‘Terrorism threat has moved’ from Afghanistan, says top US envoy
US Secretary of State Antony Blinken defends decision to withdraw from Afghanistan, saying Washington needed to focus on China and the pandemic.
United States Secretary of State Antony Blinken has defended the country’s decision to withdraw from Afghanistan, saying the “terror” threat had moved elsewhere and that Washington needed to refocus resources on challenges such as China and the pandemic.
President Joe Biden announced last week that nearly 2,500 US troops would leave Afghanistan before this year’s 20th anniversary of the September 11 attacks that triggered America’s longest war.
The unconditional withdrawal – four months later than a deadline agreed with the Taliban last year – comes despite a deadlock in peace talks between the armed group and the Afghan government.
“The terrorism threat has moved to other places. And we have other very important items on our agenda, including the relationship with China, including dealing with everything from climate change to COVID,” Blinken told broadcaster ABC’s This Week programme.
“And that’s where we have to focus our energy and resources.”
Blinken met Afghan President Ashraf Ghani as well as senior US officials in Kabul last week and briefed them on Biden’s announcement that he was ending “the forever war,” which began in response to the September 11, 2001 attacks.
Blinken told ABC the US had “achieved the objectives that we set out to achieve”.
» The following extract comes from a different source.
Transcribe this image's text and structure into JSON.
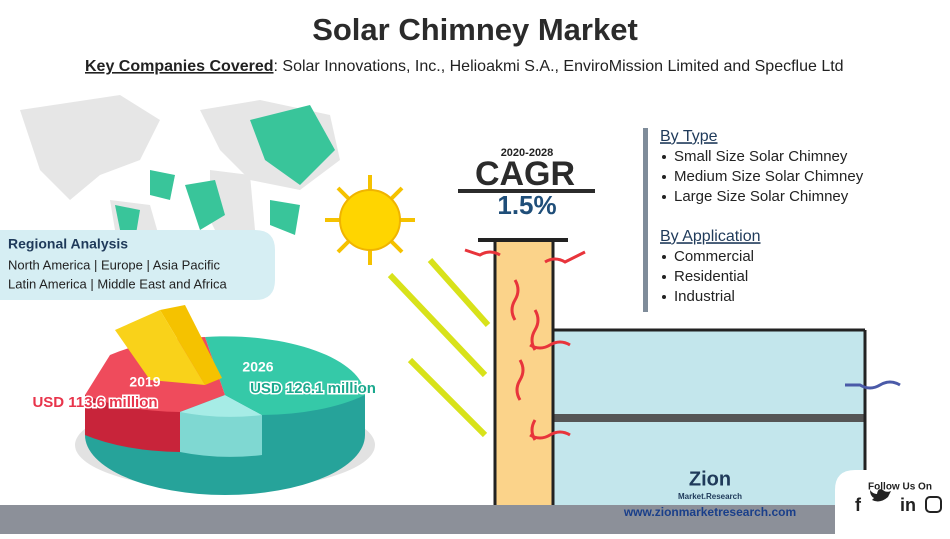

“Al-Qaeda has been significantly degraded. Its capacity to conduct an attack against the United States now from Afghanistan is not there,” he said.
The Pentagon has about 2,500 troops in Afghanistan from a high of more than 100,000. Thousands more serve as part of a 9,600-strong NATO force, which will withdraw at the same time.
The delay in withdrawal – even by just over four months – has angered the Taliban, which has threatened to resume hostilities against US forces.
Blinken however said Washington would be able to see any move by the Taliban “in real-time” and take action.
“So if they start something up again, they’re going to be in a long war that’s not in their interest either,” he said.
‘No guarantees about future post-pullout’
Meanwhile, White House National Security Advisor Jake Sullivan said no one can offer guarantees about Afghanistan’s future after US troops leave, even as he stressed the US would stay focused on “terrorist threats” emanating from the country.
Sullivan was asked on the TV network Fox News’ Sunday programme about the risk of a repeat of what happened in Iraq, where ISIL (ISIS) fighters seized territory after US troops withdrew in 2011. That led then-President Barack Obama to send troops back into Iraq.
Sullivan said Biden had no intention of sending American forces back to Afghanistan, but he added: “I can’t make any guarantees about what will happen inside the country. No one can.”
“All the United States could do is provide the Afghan security forces, the Afghan government and the Afghan people resources and capabilities, training and equipping their forces, providing assistance to their government. We have done that and now it is time for American troops to come home and the Afghan people to step up to defend their own country.”
Afghan President Ashraf Ghani rejected what he said were “false analogies” with the war in Vietnam as well as any suggestion his government was at risk of folding under Taliban pressure after US troops leave.
Afghan security forces were capable of defending the country, he said.
“The Afghan defence and security forces have been carrying over 90 percent of the operations in the last two years,” Ghani said in an interview with the CNN network.
Former President Donald Trump said in a statement that leaving Afghanistan was “a wonderful and positive thing to do,” but called for a more rapid departure. Trump had set a May 1 deadline to withdraw.
Last week, CIA director William Burns told the Senate Intelligence Committee that America’s ability to collect intelligence and act against violent threats in Afghanistan will diminish after the departure of US troops.
A United Nations report in January said there were as many as 500 al-Qaeda fighters in Afghanistan and that the Taliban maintained a close relationship with the group. The Taliban denies al-Qaeda has a presence in Afghanistan.
Announcing his decision to withdraw troops, Biden said the US would monitor the threat, reorganise counterterrorism capabilities and keep substantial assets in the region to respond to threats to the US emerging from Afghanistan.
“He has no intention of taking our eye off the ball,” Sullivan said of the president. “We have the capacity, from repositioning our capabilities over the horizon, to continue to suppress the terrorist threat in Afghanistan.”